Le numérique sera un fil rouge. Brazzaville développe actuellement un portail open data sur les indicateurs sociaux, projet piloté par le ministère du Plan. Le savoir-faire de Ballotta en matière de gestion de données devrait faciliter l’interopérabilité de ce portail avec la plate-forme mondiale Data for Children.
L’Unicef compte également soutenir la mise à jour du fichier social unique, indispensable pour cibler les transferts monétaires. Cette base de données, lancée en 2020, couvre 50 000 ménages. Le gouvernement envisage de la porter à 200 000 bénéficiaires, à condition de sécuriser les flux financiers.

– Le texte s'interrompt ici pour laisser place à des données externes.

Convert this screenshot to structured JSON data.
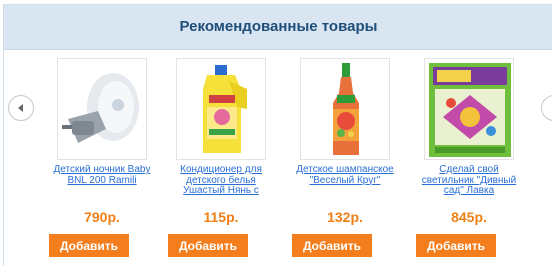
{
  "widget": {
    "title": "Рекомендованные товары"
  },
  "nav": {
    "prev_icon": "chevron-left-icon",
    "next_icon": "chevron-right-icon"
  },
  "products": [
    {
      "name": "Детский ночник Baby BNL 200 Ramili",
      "price": "790р.",
      "button": "Добавить",
      "image": "night-light"
    },
    {
      "name": "Кондиционер для детского белья Ушастый Нянь с",
      "price": "115р.",
      "button": "Добавить",
      "image": "detergent-bottle"
    },
    {
      "name": "Детское шампанское \"Веселый Круг\"",
      "price": "132р.",
      "button": "Добавить",
      "image": "kids-champagne"
    },
    {
      "name": "Сделай свой светильник \"Дивный сад\" Лавка",
      "price": "845р.",
      "button": "Добавить",
      "image": "craft-box"
    }
  ],
  "colors": {
    "header_bg": "#d9e6f2",
    "title": "#1f4e79",
    "link": "#2a6fd6",
    "price": "#f07f16",
    "button": "#f47e1d"
  }
}
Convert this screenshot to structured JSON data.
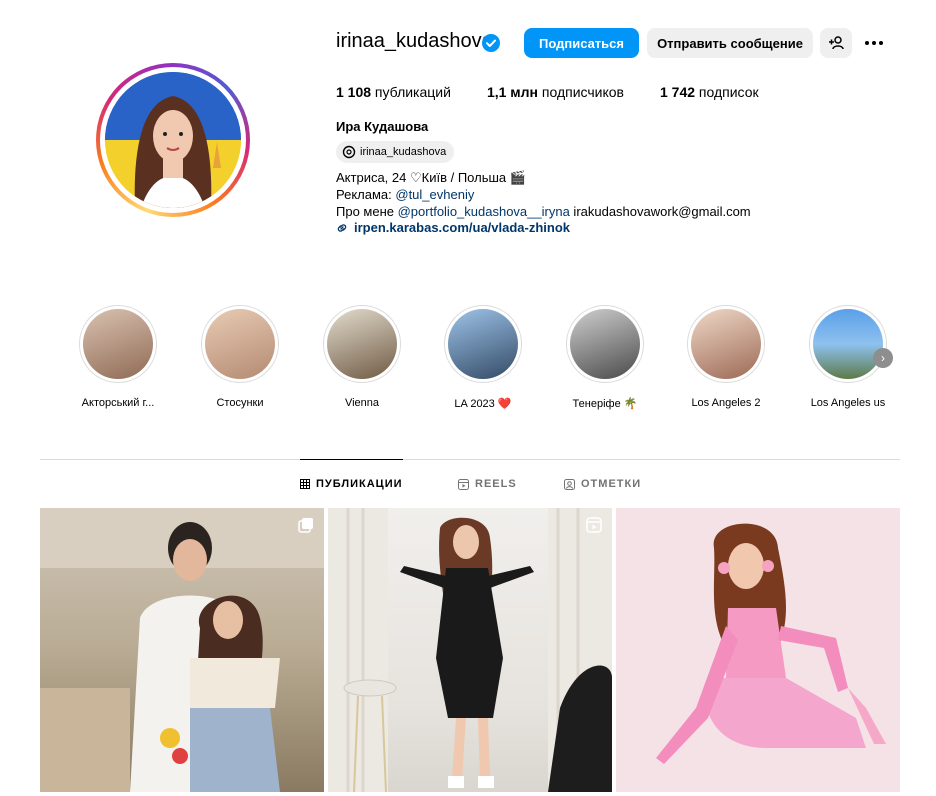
{
  "profile": {
    "username": "irinaa_kudashova",
    "full_name": "Ира Кудашова",
    "threads_handle": "irinaa_kudashova",
    "bio": {
      "line1": "Актриса, 24 ♡Київ / Польша 🎬",
      "line2_prefix": "Реклама: ",
      "line2_link": "@tul_evheniy",
      "line3_prefix": "Про мене ",
      "line3_link": "@portfolio_kudashova__iryna",
      "line3_suffix": " irakudashovawork@gmail.com"
    },
    "external_link": "irpen.karabas.com/ua/vlada-zhinok"
  },
  "actions": {
    "follow_label": "Подписаться",
    "message_label": "Отправить сообщение"
  },
  "stats": {
    "posts_count": "1 108",
    "posts_label": " публикаций",
    "followers_count": "1,1 млн",
    "followers_label": " подписчиков",
    "following_count": "1 742",
    "following_label": " подписок"
  },
  "highlights": [
    {
      "label": "Акторський г..."
    },
    {
      "label": "Стосунки"
    },
    {
      "label": "Vienna"
    },
    {
      "label": "LA 2023 ❤️"
    },
    {
      "label": "Тенеріфе 🌴"
    },
    {
      "label": "Los Angeles 2"
    },
    {
      "label": "Los Angeles us"
    }
  ],
  "tabs": {
    "posts": "ПУБЛИКАЦИИ",
    "reels": "REELS",
    "tagged": "ОТМЕТКИ"
  },
  "colors": {
    "accent": "#0095f6",
    "link": "#00376b",
    "button_gray": "#efefef",
    "divider": "#dbdbdb"
  }
}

Dans cette perspective, la Banque mondiale étudie un financement complémentaire, tandis que des start-up congolaises proposent des solutions de paiement mobile. « L’écosystème tech local veut contribuer à l’impact social », assure Ravy Malonga, président de l’Association des entrepreneurs du numérique, rencontré à l’incubateur Pefaco Digital Academy.
Partenariats jeunesse, secteur privé et tech
Les organisations de jeunesse, souvent proches des campus universitaires, saluent ce nouveau chapitre. Pour Ghislaine Oba, présidente du collectif Génération Fille, « la présence d’une femme à la tête de l’Unicef envoie un signal positif sur l’égalité des chances ». Elle réclame déjà un dialogue régulier avec l’agence.
Le secteur privé est, lui aussi, interpellé. La Société nationale des pétroles du Congo a récemment signé un mémorandum avec l’Unicef pour financer l’accès à l’eau potable dans les zones d’exploitation. La nouvelle cheffe de bureau souhaite élargir ce modèle de responsabilité sociétale à d’autres entreprises extractives.
Perspectives pour la génération 2030
Sur le long terme, l’Unicef et le gouvernement se projettent déjà vers 2030, horizon des Objectifs de développement durable. Le taux de malnutrition chronique est tombé sous les 19 % en 2022, mais l’indice doit descendre à 10 % pour atteindre la cible internationale.
La scolarisation des filles au secondaire reste, elle aussi, au cœur des discussions. Actuellement à 41 %, ce taux devrait être porté à 60 % selon le plan sectoriel de l’éducation. Mariavittoria Ballotta veut miser sur des bourses STEM et l’extension du réseau des clubs scientifiques.
Dans l’immédiat, la nouvelle représentante doit conduire l’évaluation conjointe du programme de coopération 2019-2023. Les conclusions, attendues début 2024, orienteront la feuille de route suivante. « Nous visons des résultats concrets, et la jeunesse les jugera sur pièces », confie un conseiller du ministre.
Le rendez-vous du 13 août marque donc un point de départ plutôt qu’une formalité protocolaire. Sur ses épaules, Mariavittoria Ballotta porte l’espoir de voir se resserrer l’alliance entre diplomatie et action sociale. Les prochains mois diront si cette synergie profitera pleinement aux enfants du Congo.